February private sector job gains were substantially stronger than expected (287K vs. 205K), and prior months were revised higher. This is good news, but we are still in the early innings of what is likely to be a more powerful and sustained improvement in the jobs market. That's what I anticipated in my 2018 predictions: waiting for GDP. For the past few months, I've argued that the market has priced in the one-time impact of a significant reduction in the corporate income tax rate, but the market has still not yet priced in the expectation of a significant boost to future GDP growth. "Waiting for GDP" is still the meme to watch for, and today's jobs number is the first sign that this meme may in fact be realized, but it's too early to know for sure. Of course, once it's clear that GDP growth could exceed 3% or so on a sustained basis, the stock market will be making new highs. For now, we can be hopeful that this will be the case.
Chart #1 shows the monthly change in private sector jobs from an historical perspective. February was strong, but it's hardly a unique occurrence; we've seen numbers like this from time to time and in the end they have proved transitory, not the start of something big. We'll need to see more such numbers (e.g., job gains of at least 300K per month) before it's clear that the economy has kicked into a higher gear.
Chart #2 shows the 6- and 12-month annualized rate of change of private sector jobs growth. You can't come to any conclusions with just one strong number, you've got to see a series of strong numbers. Jobs data are notoriously volatile and subject to significant changes after the fact. So far, all we've seen in recent months is that private sector jobs growth has risen from 1.7% to just under 2%. Hold the applause until jobs growth exceeds 2% by a substantial margin - we're not there yet.

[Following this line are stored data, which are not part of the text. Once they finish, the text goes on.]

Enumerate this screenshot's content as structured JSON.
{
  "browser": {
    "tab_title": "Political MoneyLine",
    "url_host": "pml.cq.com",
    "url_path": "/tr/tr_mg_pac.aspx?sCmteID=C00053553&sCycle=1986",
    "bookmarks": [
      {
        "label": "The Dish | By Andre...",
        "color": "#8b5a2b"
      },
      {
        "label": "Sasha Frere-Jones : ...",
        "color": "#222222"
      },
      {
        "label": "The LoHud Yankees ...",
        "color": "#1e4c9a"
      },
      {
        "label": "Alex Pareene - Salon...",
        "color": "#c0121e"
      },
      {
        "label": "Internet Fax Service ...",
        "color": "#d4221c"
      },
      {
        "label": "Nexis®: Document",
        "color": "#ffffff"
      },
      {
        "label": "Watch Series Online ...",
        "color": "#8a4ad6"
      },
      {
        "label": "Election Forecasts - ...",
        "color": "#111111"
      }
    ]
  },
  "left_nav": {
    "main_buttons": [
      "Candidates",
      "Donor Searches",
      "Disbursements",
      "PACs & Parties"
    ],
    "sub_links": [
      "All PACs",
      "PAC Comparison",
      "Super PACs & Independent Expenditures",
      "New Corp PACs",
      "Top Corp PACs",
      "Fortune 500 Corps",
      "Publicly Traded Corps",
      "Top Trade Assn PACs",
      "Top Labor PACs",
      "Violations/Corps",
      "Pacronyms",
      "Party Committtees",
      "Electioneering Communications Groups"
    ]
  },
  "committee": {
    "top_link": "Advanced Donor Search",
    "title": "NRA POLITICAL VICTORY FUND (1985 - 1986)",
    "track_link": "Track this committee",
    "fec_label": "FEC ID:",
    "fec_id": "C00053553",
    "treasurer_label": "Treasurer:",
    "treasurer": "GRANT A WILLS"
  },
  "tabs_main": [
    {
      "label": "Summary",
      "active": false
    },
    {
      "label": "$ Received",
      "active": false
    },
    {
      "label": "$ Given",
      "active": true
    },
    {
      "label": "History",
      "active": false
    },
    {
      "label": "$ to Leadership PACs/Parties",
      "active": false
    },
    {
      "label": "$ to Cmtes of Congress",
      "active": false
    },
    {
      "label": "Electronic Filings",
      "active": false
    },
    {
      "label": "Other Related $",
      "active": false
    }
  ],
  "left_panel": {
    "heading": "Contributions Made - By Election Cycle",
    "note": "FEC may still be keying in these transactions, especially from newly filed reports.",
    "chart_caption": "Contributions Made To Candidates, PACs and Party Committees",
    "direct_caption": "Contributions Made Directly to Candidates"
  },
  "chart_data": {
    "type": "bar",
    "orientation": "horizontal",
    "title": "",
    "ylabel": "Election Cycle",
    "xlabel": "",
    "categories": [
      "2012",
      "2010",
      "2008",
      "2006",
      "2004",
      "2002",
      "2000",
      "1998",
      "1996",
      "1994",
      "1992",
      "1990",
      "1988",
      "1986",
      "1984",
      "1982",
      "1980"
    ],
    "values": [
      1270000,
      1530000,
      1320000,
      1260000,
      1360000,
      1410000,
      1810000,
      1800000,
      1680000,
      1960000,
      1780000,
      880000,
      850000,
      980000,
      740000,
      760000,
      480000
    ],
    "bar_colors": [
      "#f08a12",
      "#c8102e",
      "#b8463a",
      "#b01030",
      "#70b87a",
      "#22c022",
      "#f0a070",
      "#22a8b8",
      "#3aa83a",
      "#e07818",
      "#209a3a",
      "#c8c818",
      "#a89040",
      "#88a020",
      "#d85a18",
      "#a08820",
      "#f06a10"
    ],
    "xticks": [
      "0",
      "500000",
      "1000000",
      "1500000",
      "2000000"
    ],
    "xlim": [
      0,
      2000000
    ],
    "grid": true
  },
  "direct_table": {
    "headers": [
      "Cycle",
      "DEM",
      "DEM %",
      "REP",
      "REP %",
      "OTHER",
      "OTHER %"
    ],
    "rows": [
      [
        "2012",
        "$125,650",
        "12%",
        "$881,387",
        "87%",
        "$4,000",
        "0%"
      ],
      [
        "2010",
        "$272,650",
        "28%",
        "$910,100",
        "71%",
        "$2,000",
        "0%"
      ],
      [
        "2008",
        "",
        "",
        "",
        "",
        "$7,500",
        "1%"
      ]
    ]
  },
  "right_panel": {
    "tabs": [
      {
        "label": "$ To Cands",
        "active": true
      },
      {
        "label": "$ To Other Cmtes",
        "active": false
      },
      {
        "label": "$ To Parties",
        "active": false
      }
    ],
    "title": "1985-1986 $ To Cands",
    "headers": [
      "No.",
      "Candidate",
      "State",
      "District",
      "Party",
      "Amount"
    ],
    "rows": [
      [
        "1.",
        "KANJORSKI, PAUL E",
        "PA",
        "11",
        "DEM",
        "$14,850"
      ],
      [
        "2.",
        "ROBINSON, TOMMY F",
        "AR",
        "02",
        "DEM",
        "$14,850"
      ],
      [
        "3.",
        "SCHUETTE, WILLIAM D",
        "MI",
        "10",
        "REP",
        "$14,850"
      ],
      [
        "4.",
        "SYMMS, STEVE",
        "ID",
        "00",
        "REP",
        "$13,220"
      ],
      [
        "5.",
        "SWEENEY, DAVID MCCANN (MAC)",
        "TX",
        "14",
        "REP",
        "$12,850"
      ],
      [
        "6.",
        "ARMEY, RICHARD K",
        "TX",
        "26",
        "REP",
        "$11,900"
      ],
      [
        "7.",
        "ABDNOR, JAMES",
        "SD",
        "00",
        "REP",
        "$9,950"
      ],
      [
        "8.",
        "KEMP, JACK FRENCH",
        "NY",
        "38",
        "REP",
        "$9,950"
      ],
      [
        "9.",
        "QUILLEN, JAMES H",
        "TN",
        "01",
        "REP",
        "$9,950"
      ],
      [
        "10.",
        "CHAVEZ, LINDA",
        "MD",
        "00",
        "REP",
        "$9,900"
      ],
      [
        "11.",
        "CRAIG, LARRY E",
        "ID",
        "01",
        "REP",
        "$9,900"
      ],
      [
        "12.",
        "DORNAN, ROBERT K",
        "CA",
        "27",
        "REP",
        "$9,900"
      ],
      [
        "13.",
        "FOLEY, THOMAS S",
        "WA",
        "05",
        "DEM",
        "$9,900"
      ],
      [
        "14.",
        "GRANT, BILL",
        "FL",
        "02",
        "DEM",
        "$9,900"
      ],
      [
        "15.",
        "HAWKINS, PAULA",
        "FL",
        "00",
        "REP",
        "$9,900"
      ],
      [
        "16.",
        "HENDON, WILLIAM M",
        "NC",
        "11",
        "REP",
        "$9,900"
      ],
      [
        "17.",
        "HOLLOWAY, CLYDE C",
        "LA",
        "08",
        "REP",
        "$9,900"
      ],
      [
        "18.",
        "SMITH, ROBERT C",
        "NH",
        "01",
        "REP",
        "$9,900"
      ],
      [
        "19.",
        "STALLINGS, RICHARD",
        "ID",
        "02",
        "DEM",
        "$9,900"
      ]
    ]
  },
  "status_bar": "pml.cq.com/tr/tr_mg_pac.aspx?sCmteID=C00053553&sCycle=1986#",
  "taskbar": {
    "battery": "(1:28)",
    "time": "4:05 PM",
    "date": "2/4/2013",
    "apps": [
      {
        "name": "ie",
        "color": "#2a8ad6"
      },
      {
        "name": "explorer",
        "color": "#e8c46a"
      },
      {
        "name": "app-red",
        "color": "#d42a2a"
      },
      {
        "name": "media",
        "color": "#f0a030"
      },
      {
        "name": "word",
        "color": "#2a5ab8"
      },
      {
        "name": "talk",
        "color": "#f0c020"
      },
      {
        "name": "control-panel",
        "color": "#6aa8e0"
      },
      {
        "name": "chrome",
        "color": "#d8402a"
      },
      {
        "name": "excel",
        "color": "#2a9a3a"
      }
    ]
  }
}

Since the unemployment rate is quite low - 4.1% - we need to see a sustained increase in the labor force participation rate. Many millions of workers have "dropped out" of the labor force, and they will have to elect to return if the jobs market is to generate more than 300K new jobs every month. Fortunately, today's jobs number suggests this process may be beginning. Labor force growth has picked up significantly, as Chart #3 shows.
But it's still early since the labor force participation rate (the percentage of people eligible to work who are working or looking for work) currently is only 63%, and the rate hasn't changed on balance for the past several years. We'll need to see it increase to 64% or more. Chart #4 gives you an idea of how low it has been (it started to decline in early 2009) and where it could go in the future if optimism returns in a serious fashion - as happened in the boom years of the late 1980s.